Rangkaian banjir dan longsor besar melanda Aceh, Sumatera Barat, dan Sumatera Utara dalam beberapa hari terakhir. Badan Nasional Penanggulangan Bencana (BNPB) memaparkan kondisi terkini di lapangan, mulai dari akses jalan yang terputus hingga tantangan penanganan di wilayah-wilayah paling terdampak.
Kepala BNPB Letjen TNI Suharyanto mengatakan sejumlah jalur transportasi di Aceh masih lumpuh total hingga Sabtu (29/11) sore. Salah satu yang paling parah adalah akses menuju Kabupaten Gayo Lues, yang benar-benar terisolasi.
“Kemudian sampai sore ini jalur transportasi darat yang masih terputus, ini masih cukup banyak. Tetap kita upayakan untuk bisa secara bertahap bisa ditembus,” ujar Suharyanto dalam konferensi pers.
Menurut dia, kerusakan terjadi di beberapa ruas utama. Jalan Nasional di perbatasan Sumatera Utara–Aceh Tamiang masih terputus di sejumlah titik dan kini dalam penanganan Kementerian PUPR. Jembatan Meureudu di batas Bireuen–Pidie Jaya ambruk sehingga mengganggu jalur Banda Aceh–Lhokseumawe hingga Aceh Tamiang.
Jembatan Samalanga di Bireuen juga rusak. “Sehingga untuk dari Bireuen aksesnya ada jalan alternatif melalui jalur Trienggadeng–Pidie Jaya dan Samalanga sampai dengan Bireuen,” kata Suharyanto.
Situasi serupa terjadi di Sumatera Utara dan Sumatera Barat. Menurut Suharyanto, sejumlah jalur penghubung antardaerah belum bisa dipulihkan.

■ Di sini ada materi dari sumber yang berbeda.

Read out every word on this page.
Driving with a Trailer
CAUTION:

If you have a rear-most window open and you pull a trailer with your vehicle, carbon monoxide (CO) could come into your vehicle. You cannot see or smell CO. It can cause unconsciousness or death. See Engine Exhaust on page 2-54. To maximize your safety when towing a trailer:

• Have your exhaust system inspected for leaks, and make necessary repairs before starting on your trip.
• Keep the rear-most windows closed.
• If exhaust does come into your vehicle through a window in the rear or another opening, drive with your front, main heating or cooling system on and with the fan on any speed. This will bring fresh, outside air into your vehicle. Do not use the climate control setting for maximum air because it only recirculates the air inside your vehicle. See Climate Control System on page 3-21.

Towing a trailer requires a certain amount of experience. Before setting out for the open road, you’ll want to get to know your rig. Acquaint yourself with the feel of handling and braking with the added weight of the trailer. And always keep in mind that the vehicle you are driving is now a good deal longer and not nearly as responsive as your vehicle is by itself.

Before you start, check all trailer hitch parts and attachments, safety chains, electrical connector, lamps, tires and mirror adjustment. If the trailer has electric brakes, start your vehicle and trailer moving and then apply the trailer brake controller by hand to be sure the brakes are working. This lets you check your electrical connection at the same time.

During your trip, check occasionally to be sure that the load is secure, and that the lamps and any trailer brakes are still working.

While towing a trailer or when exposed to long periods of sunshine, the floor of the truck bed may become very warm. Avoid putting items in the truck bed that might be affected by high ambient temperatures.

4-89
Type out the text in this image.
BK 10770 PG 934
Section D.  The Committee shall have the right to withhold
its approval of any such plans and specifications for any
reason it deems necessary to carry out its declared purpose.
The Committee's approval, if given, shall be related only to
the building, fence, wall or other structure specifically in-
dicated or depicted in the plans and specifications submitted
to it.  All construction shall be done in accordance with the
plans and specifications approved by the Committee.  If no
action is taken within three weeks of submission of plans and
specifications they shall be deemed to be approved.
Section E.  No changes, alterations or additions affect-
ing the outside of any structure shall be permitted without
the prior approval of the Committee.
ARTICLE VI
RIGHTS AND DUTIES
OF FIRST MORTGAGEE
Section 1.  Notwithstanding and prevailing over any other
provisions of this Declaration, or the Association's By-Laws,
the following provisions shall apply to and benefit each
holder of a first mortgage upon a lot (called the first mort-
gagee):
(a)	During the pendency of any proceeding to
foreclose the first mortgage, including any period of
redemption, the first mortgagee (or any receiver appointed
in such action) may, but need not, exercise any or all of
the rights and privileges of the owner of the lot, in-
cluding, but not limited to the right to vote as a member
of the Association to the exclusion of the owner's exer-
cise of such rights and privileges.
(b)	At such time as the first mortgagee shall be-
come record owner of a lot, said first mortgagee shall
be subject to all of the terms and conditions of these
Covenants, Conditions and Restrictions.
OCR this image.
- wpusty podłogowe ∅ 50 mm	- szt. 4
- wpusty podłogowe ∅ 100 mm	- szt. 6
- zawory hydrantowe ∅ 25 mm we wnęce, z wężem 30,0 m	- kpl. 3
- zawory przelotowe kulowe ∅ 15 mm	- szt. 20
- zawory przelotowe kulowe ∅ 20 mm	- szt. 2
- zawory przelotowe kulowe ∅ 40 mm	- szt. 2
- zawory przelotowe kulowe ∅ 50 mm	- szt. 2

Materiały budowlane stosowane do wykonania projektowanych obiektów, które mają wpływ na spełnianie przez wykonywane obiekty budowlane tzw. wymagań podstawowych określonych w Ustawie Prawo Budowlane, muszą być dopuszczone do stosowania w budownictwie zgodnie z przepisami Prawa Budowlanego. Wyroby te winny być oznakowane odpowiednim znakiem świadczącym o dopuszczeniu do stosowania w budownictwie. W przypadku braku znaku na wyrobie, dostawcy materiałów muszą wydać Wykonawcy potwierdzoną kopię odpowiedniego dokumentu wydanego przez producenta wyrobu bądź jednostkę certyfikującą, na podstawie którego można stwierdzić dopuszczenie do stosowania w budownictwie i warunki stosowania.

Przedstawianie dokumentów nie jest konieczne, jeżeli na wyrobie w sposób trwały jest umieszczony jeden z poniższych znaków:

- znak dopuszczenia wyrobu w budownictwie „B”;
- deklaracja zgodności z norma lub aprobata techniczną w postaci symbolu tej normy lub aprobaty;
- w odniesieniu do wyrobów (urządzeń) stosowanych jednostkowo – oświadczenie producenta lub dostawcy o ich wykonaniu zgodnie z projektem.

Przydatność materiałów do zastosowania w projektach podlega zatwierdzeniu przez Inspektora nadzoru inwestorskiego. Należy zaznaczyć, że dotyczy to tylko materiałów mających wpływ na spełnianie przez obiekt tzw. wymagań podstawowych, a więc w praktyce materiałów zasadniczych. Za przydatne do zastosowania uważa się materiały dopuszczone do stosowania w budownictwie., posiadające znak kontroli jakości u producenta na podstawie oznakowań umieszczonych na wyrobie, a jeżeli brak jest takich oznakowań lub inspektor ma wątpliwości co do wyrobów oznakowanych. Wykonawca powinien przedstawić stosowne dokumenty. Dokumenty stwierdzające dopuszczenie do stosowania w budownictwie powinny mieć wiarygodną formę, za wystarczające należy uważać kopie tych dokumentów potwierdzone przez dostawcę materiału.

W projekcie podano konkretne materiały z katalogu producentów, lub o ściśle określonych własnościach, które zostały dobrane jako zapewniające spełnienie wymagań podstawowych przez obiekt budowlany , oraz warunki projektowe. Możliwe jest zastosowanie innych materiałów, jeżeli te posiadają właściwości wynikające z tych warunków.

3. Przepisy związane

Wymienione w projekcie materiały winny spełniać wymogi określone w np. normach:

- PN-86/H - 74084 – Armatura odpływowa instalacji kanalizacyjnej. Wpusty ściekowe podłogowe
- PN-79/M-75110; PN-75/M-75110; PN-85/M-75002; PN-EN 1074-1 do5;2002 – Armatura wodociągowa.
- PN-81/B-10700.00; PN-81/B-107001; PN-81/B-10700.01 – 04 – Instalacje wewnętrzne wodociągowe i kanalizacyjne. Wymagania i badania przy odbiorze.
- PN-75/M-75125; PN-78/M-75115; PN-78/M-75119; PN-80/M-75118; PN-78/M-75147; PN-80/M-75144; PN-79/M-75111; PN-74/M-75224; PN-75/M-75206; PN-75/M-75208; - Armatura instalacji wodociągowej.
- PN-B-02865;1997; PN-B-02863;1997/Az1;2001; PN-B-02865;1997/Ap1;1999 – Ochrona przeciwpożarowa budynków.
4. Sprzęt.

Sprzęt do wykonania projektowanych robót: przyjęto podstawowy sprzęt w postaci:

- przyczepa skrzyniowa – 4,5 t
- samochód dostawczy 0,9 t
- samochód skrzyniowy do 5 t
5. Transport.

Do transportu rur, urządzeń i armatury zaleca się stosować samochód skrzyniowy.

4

“Untuk jalur transportasi Sibolga–Padang Sidempuan, ini sampai sore ini meskipun kita berusaha buka tapi masih belum selesai. Masih terputus dan masih dalam proses pengerjaan karena memang titik longsornya cukup banyak di sepanjang titik itu,” jelasnya.
Lintasan Sibolga–Tapanuli Tengah dan Tapanuli Utara–Tapanuli Tengah juga belum bisa dilalui. Medan jalan yang sempit dan berada di bawah tebing membuat evakuasi material longsor berjalan sangat lambat. Suharyanto menegaskan Sibolga menjadi wilayah paling terisolasi karena akses dari semua arah terputus.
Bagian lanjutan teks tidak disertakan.